I have entered the SCA Midrealm's Pentathlon competition (PENT) in the past. I see it as an Arts and Science competition which attempts to inspire participants to be more than a specialist in one arena. There are five basic divisions one can enter into with regards to the A&S competition. Each division is broken out further into categories. (See the website for further details regarding the criteria.) A pentathlon entry must consist of 5,6 or 7 entries. The final score will be the highest 5 entries which span across at least 4 divisions. This causes the participant to expand knowledge and expertise outside a single area of specialty. OK, that's enough background.
I have decided to enter the PENT again for the 2015 season. I have already completed the majority of one of my entries. The greenwork shirt will be one of my entries. I have started a collection of wood working tools. Those will be another entry. I have some plans for other entries but nothing that I'm willing to go on record with as of yet. That is to say other entries other than the one on this post.
My first complex multi-part pewter casting project. I have recently been instructed in the ways of pewter casting. I have long wanted to develop more expertise in this area. I have attended a couple classes and recently helped cast some coins for one of my favorite SCA events which involves lots of fake gambling with pewter coins. While I have limited experience in the arts of pewter casting I have been thinking on this project for about 3 years or so. I haven't actively done much planning… until now.
The project is a late period pewter needle case. I previously had collected some images from inspirational pieces but have since lost my hard drive and have as of yet not recovered any of those images.
The basic style of the needle case is represented in the following image.
While I have been conceptualizing this design I wanted to keep a few design considerations in the forefront of my thought. I want the finished piece to be aesthetically pleasing, functional and yet complex enough that anyone familiar with casting would easily see the complexity of the mold required.. I plan on making decorative designs on each of the six faces of the case. I would like those designs to be recessed enough so that it is clear that any 2 part mold would not work. I have worked through the overall design shape and layout of the stones required which I will outline here.
Here is a view of the shape and recessed areas of the case as well as a cross section view.
To achieve this design I plan on attempting a eight part mold for both the top and bottom. I maximize the use of the soap stone I plan on trying a cutting layout for the six side pieces as depicted in the following image.
Once cut I can rearrange them into a rough barrel shape.
I can then smooth out the edges and drill holes for the register pins. I plan on spacing out the register pins as shown in the cross section following. While I haven't tried it yet I have heard that you can simply drill through two pieces and then pour molten metal into it. The resulting metal once hardened will become your register pin. This sounds like a plan but until I practice that approach this type of register pin is subject to change. I may simply drill and insert brass pins instead.
The primary thing to keep in mind is that the pieces must match up consistently once assembled while still being easy to disassemble once the mold has been poured.
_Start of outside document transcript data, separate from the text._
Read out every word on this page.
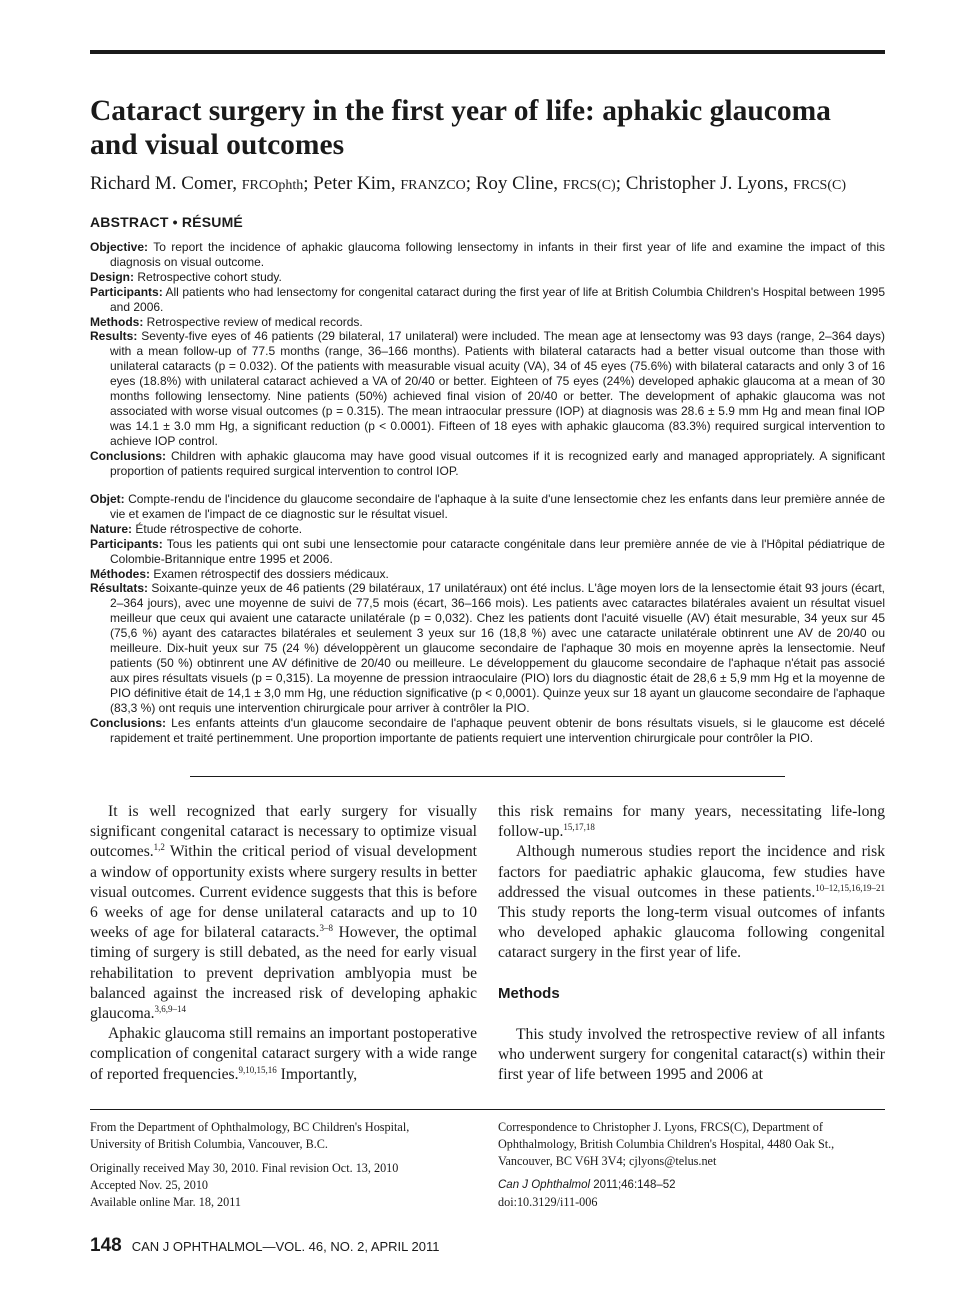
Cataract surgery in the first year of life: aphakic glaucoma and visual outcomes
Richard M. Comer, FRCOphth; Peter Kim, FRANZCO; Roy Cline, FRCS(C); Christopher J. Lyons, FRCS(C)
ABSTRACT • RÉSUMÉ

Objective: To report the incidence of aphakic glaucoma following lensectomy in infants in their first year of life and examine the impact of this diagnosis on visual outcome.

Design: Retrospective cohort study.

Participants: All patients who had lensectomy for congenital cataract during the first year of life at British Columbia Children's Hospital between 1995 and 2006.

Methods: Retrospective review of medical records.

Results: Seventy-five eyes of 46 patients (29 bilateral, 17 unilateral) were included. The mean age at lensectomy was 93 days (range, 2–364 days) with a mean follow-up of 77.5 months (range, 36–166 months). Patients with bilateral cataracts had a better visual outcome than those with unilateral cataracts (p = 0.032). Of the patients with measurable visual acuity (VA), 34 of 45 eyes (75.6%) with bilateral cataracts and only 3 of 16 eyes (18.8%) with unilateral cataract achieved a VA of 20/40 or better. Eighteen of 75 eyes (24%) developed aphakic glaucoma at a mean of 30 months following lensectomy. Nine patients (50%) achieved final vision of 20/40 or better. The development of aphakic glaucoma was not associated with worse visual outcomes (p = 0.315). The mean intraocular pressure (IOP) at diagnosis was 28.6 ± 5.9 mm Hg and mean final IOP was 14.1 ± 3.0 mm Hg, a significant reduction (p < 0.0001). Fifteen of 18 eyes with aphakic glaucoma (83.3%) required surgical intervention to achieve IOP control.

Conclusions: Children with aphakic glaucoma may have good visual outcomes if it is recognized early and managed appropriately. A significant proportion of patients required surgical intervention to control IOP.

Objet: Compte-rendu de l'incidence du glaucome secondaire de l'aphaque à la suite d'une lensectomie chez les enfants dans leur première année de vie et examen de l'impact de ce diagnostic sur le résultat visuel.

Nature: Étude rétrospective de cohorte.

Participants: Tous les patients qui ont subi une lensectomie pour cataracte congénitale dans leur première année de vie à l'Hôpital pédiatrique de Colombie-Britannique entre 1995 et 2006.

Méthodes: Examen rétrospectif des dossiers médicaux.

Résultats: Soixante-quinze yeux de 46 patients (29 bilatéraux, 17 unilatéraux) ont été inclus. L'âge moyen lors de la lensectomie était 93 jours (écart, 2–364 jours), avec une moyenne de suivi de 77,5 mois (écart, 36–166 mois). Les patients avec cataractes bilatérales avaient un résultat visuel meilleur que ceux qui avaient une cataracte unilatérale (p = 0,032). Chez les patients dont l'acuité visuelle (AV) était mesurable, 34 yeux sur 45 (75,6 %) ayant des cataractes bilatérales et seulement 3 yeux sur 16 (18,8 %) avec une cataracte unilatérale obtinrent une AV de 20/40 ou meilleure. Dix-huit yeux sur 75 (24 %) développèrent un glaucome secondaire de l'aphaque 30 mois en moyenne après la lensectomie. Neuf patients (50 %) obtinrent une AV définitive de 20/40 ou meilleure. Le développement du glaucome secondaire de l'aphaque n'était pas associé aux pires résultats visuels (p = 0,315). La moyenne de pression intraoculaire (PIO) lors du diagnostic était de 28,6 ± 5,9 mm Hg et la moyenne de PIO définitive était de 14,1 ± 3,0 mm Hg, une réduction significative (p < 0,0001). Quinze yeux sur 18 ayant un glaucome secondaire de l'aphaque (83,3 %) ont requis une intervention chirurgicale pour arriver à contrôler la PIO.

Conclusions: Les enfants atteints d'un glaucome secondaire de l'aphaque peuvent obtenir de bons résultats visuels, si le glaucome est décelé rapidement et traité pertinemment. Une proportion importante de patients requiert une intervention chirurgicale pour contrôler la PIO.

It is well recognized that early surgery for visually significant congenital cataract is necessary to optimize visual outcomes.$^{1,2}$ Within the critical period of visual development a window of opportunity exists where surgery results in better visual outcomes. Current evidence suggests that this is before 6 weeks of age for dense unilateral cataracts and up to 10 weeks of age for bilateral cataracts.$^{3-8}$ However, the optimal timing of surgery is still debated, as the need for early visual rehabilitation to prevent deprivation amblyopia must be balanced against the increased risk of developing aphakic glaucoma.$^{3,6,9-14}$

Aphakic glaucoma still remains an important postoperative complication of congenital cataract surgery with a wide range of reported frequencies.$^{9,10,15,16}$ Importantly,

this risk remains for many years, necessitating life-long follow-up.$^{15,17,18}$

Although numerous studies report the incidence and risk factors for paediatric aphakic glaucoma, few studies have addressed the visual outcomes in these patients.$^{10-12,15,16,19-21}$ This study reports the long-term visual outcomes of infants who developed aphakic glaucoma following congenital cataract surgery in the first year of life.

Methods

This study involved the retrospective review of all infants who underwent surgery for congenital cataract(s) within their first year of life between 1995 and 2006 at

From the Department of Ophthalmology, BC Children's Hospital, University of British Columbia, Vancouver, B.C.

Originally received May 30, 2010. Final revision Oct. 13, 2010

Accepted Nov. 25, 2010

Available online Mar. 18, 2011

Correspondence to Christopher J. Lyons, FRCS(C), Department of Ophthalmology, British Columbia Children's Hospital, 4480 Oak St., Vancouver, BC V6H 3V4; cjlyons@telus.net

Can J Ophthalmol 2011;46:148–52

doi:10.3129/i11-006

148 CAN J OPHTHALMOL—VOL. 46, NO. 2, APRIL 2011
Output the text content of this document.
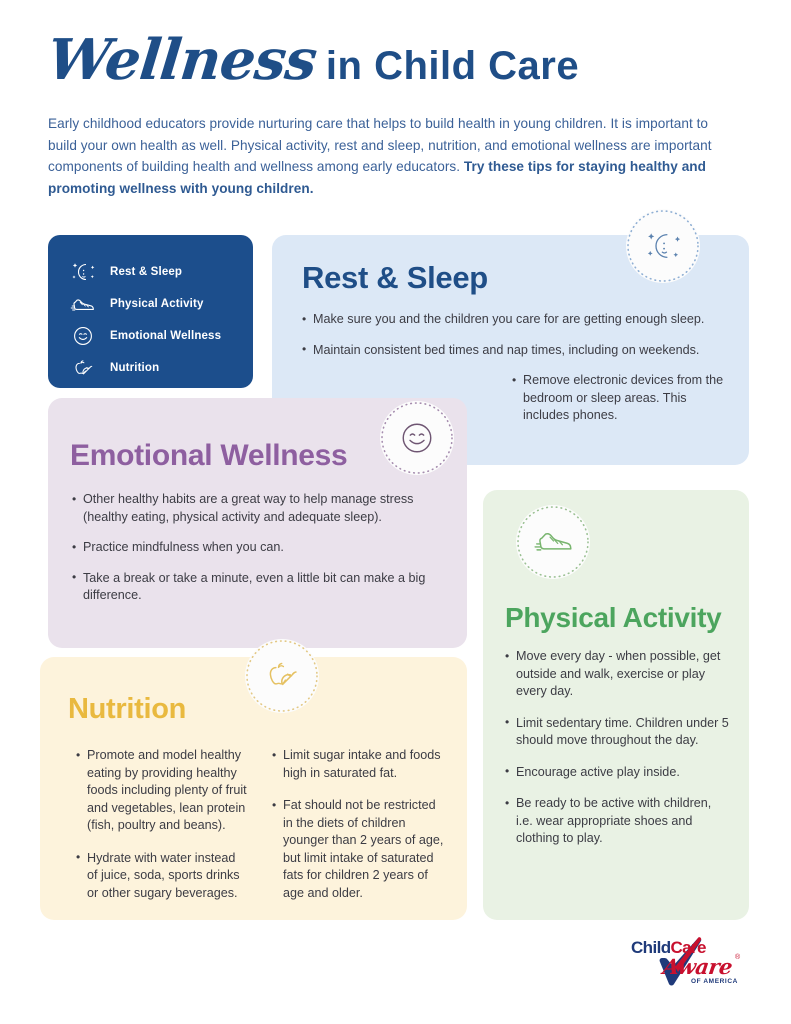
Wellness in Child Care

Early childhood educators provide nurturing care that helps to build health in young children. It is important to build your own health as well. Physical activity, rest and sleep, nutrition, and emotional wellness are important components of building health and wellness among early educators. Try these tips for staying healthy and promoting wellness with young children.

Rest & Sleep
Physical Activity
Emotional Wellness
Nutrition
Rest & Sleep
• Make sure you and the children you care for are getting enough sleep.
• Maintain consistent bed times and nap times, including on weekends.
• Remove electronic devices from the bedroom or sleep areas. This includes phones.
Emotional Wellness
• Other healthy habits are a great way to help manage stress (healthy eating, physical activity and adequate sleep).
• Practice mindfulness when you can.
• Take a break or take a minute, even a little bit can make a big difference.
Physical Activity
• Move every day - when possible, get outside and walk, exercise or play every day.
• Limit sedentary time. Children under 5 should move throughout the day.
• Encourage active play inside.
• Be ready to be active with children, i.e. wear appropriate shoes and clothing to play.
Nutrition
• Promote and model healthy eating by providing healthy foods including plenty of fruit and vegetables, lean protein (fish, poultry and beans).
• Hydrate with water instead of juice, soda, sports drinks or other sugary beverages.
• Limit sugar intake and foods high in saturated fat.
• Fat should not be restricted in the diets of children younger than 2 years of age, but limit intake of saturated fats for children 2 years of age and older.
ChildCare
Aware ®
OF AMERICA
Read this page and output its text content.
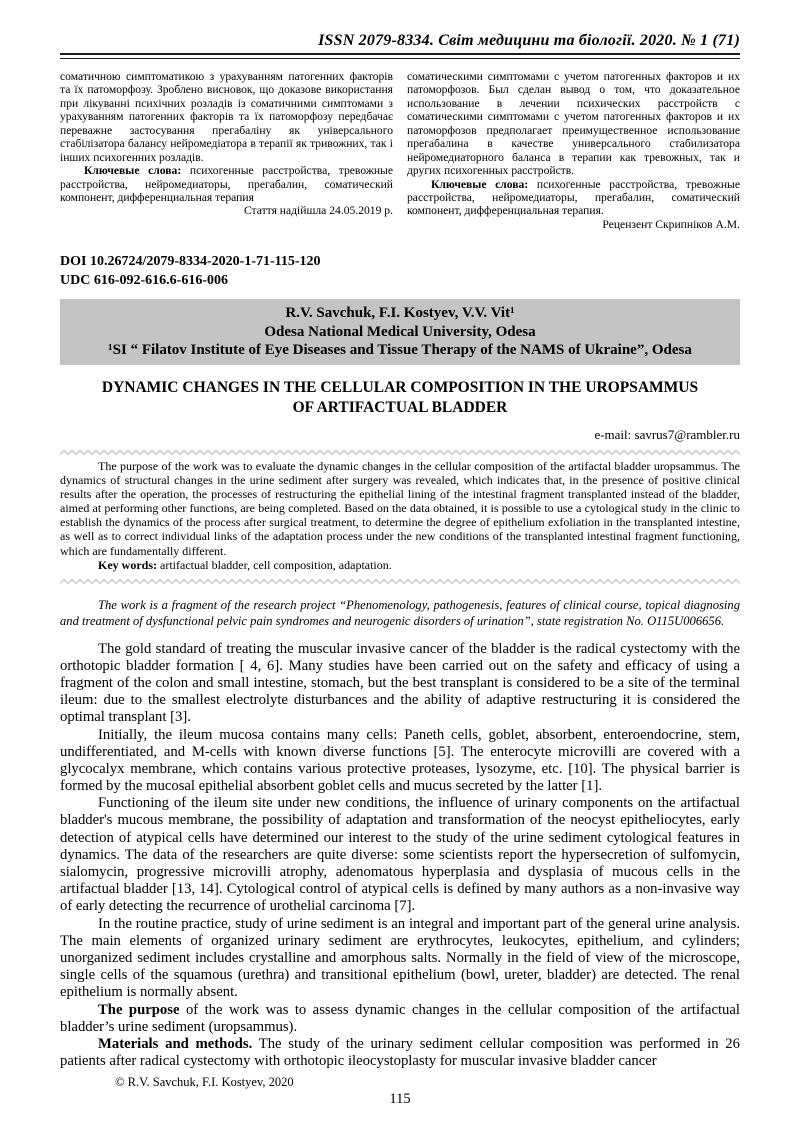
ISSN 2079-8334. Світ медицини та біології. 2020. № 1 (71)

соматичною симптоматикою з урахуванням патогенних факторів та їх патоморфозу. Зроблено висновок, що доказове використання при лікуванні психічних розладів із соматичними симптомами з урахуванням патогенних факторів та їх патоморфозу передбачає переважне застосування прегабаліну як універсального стабілізатора балансу нейромедіатора в терапії як тривожних, так і інших психогенних розладів.

Ключевые слова: психогенные расстройства, тревожные расстройства, нейромедиаторы, прегабалин, соматический компонент, дифференциальная терапия

Стаття надійшла 24.05.2019 р.

соматическими симптомами с учетом патогенных факторов и их патоморфозов. Был сделан вывод о том, что доказательное использование в лечении психических расстройств с соматическими симптомами с учетом патогенных факторов и их патоморфозов предполагает преимущественное использование прегабалина в качестве универсального стабилизатора нейромедиаторного баланса в терапии как тревожных, так и других психогенных расстройств.

Ключевые слова: психогенные расстройства, тревожные расстройства, нейромедиаторы, прегабалин, соматический компонент, дифференциальная терапия.

Рецензент Скрипніков А.М.

DOI 10.26724/2079-8334-2020-1-71-115-120
UDC 616-092-616.6-616-006
R.V. Savchuk, F.I. Kostyev, V.V. Vit¹
Odesa National Medical University, Odesa
¹SI “ Filatov Institute of Eye Diseases and Tissue Therapy of the NAMS of Ukraine”, Odesa
DYNAMIC CHANGES IN THE CELLULAR COMPOSITION IN THE UROPSAMMUS
OF ARTIFACTUAL BLADDER
e-mail: savrus7@rambler.ru

The purpose of the work was to evaluate the dynamic changes in the cellular composition of the artifactal bladder uropsammus. The dynamics of structural changes in the urine sediment after surgery was revealed, which indicates that, in the presence of positive clinical results after the operation, the processes of restructuring the epithelial lining of the intestinal fragment transplanted instead of the bladder, aimed at performing other functions, are being completed. Based on the data obtained, it is possible to use a cytological study in the clinic to establish the dynamics of the process after surgical treatment, to determine the degree of epithelium exfoliation in the transplanted intestine, as well as to correct individual links of the adaptation process under the new conditions of the transplanted intestinal fragment functioning, which are fundamentally different.

Key words: artifactual bladder, cell composition, adaptation.

The work is a fragment of the research project “Phenomenology, pathogenesis, features of clinical course, topical diagnosing and treatment of dysfunctional pelvic pain syndromes and neurogenic disorders of urination”, state registration No. O115U006656.

The gold standard of treating the muscular invasive cancer of the bladder is the radical cystectomy with the orthotopic bladder formation [ 4, 6]. Many studies have been carried out on the safety and efficacy of using a fragment of the colon and small intestine, stomach, but the best transplant is considered to be a site of the terminal ileum: due to the smallest electrolyte disturbances and the ability of adaptive restructuring it is considered the optimal transplant [3].

Initially, the ileum mucosa contains many cells: Paneth cells, goblet, absorbent, enteroendocrine, stem, undifferentiated, and M-cells with known diverse functions [5]. The enterocyte microvilli are covered with a glycocalyx membrane, which contains various protective proteases, lysozyme, etc. [10]. The physical barrier is formed by the mucosal epithelial absorbent goblet cells and mucus secreted by the latter [1].

Functioning of the ileum site under new conditions, the influence of urinary components on the artifactual bladder's mucous membrane, the possibility of adaptation and transformation of the neocyst epitheliocytes, early detection of atypical cells have determined our interest to the study of the urine sediment cytological features in dynamics. The data of the researchers are quite diverse: some scientists report the hypersecretion of sulfomycin, sialomycin, progressive microvilli atrophy, adenomatous hyperplasia and dysplasia of mucous cells in the artifactual bladder [13, 14]. Cytological control of atypical cells is defined by many authors as a non-invasive way of early detecting the recurrence of urothelial carcinoma [7].

In the routine practice, study of urine sediment is an integral and important part of the general urine analysis. The main elements of organized urinary sediment are erythrocytes, leukocytes, epithelium, and cylinders; unorganized sediment includes crystalline and amorphous salts. Normally in the field of view of the microscope, single cells of the squamous (urethra) and transitional epithelium (bowl, ureter, bladder) are detected. The renal epithelium is normally absent.

The purpose of the work was to assess dynamic changes in the cellular composition of the artifactual bladder’s urine sediment (uropsammus).

Materials and methods. The study of the urinary sediment cellular composition was performed in 26 patients after radical cystectomy with orthotopic ileocystoplasty for muscular invasive bladder cancer

© R.V. Savchuk, F.I. Kostyev, 2020
115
Once that portion of the mold is roughed out I can proceed with the top and bottom caps. At this point I don't plan on doing any carving to the stone yet. I want to get the overall pour layout finished first and then begin my carving. I would hate to waste time carving a piece that does not pour well. I plan on making a cap stone for the each end. One end will have the sprue and the other end will have a wooden dowel inserted to create the hollowed out section of the case. The cap stone will be cut to fit the six pieces and serve both as a cap and also as a retainer to hold the six pieces in place.
The cap on what will be the bottom of the case will have a sprue drilled into it. I will have to start small and then drill larger depending on how fast the metal can flow to all the cracks and crevices. The cap on what will be the top of the case will contain a wood dowel.
At this point the real fun can begin. Once I can get a decent pour at this point I believe I can start taking away material from the stone to add to the design. Up to this point the mold will be cut "small". Keep in mind that as I remove material from the inside of the stone it will increase the metal which can flow to the case. It will therefore thicken the resulting piece. I want to start as thin as possible and get a good pour. Once that is achieve I can carve the detail work which will thicken the resulting piece by adding embellishment that stands out from the surface.
Before I get along too far on carving my next step is to add the loops which will allow the case to be hung. I have discussed a few options with a friend. Some options discussed were: 1) A flap which could then be rolled up to form the tube after the cast cooled. 2) Drill out the hole after the pour. 3) Cast separately and then solder to the case when complete. I have come to the conclusion that I would still like to do this in one pour with minimal post production work. I would like to cut a recess which would allow me to put a small wooden dowel as a spacer. Once poured the dowel could be cut and removed leaving the hanger opening.
The approach for the needle case lid will largely be the same except that the insert spacer for the hollowed out section cannot be simply a dowel. The wooden spacer will have to conform to the same of the lower section of the case. Since the lit must fit to the bottom it only makes sense that I begin with the bottom portion of the case first.
I think that is enough planning for now. The next step is to buy some good solid stone and begin cutting it up.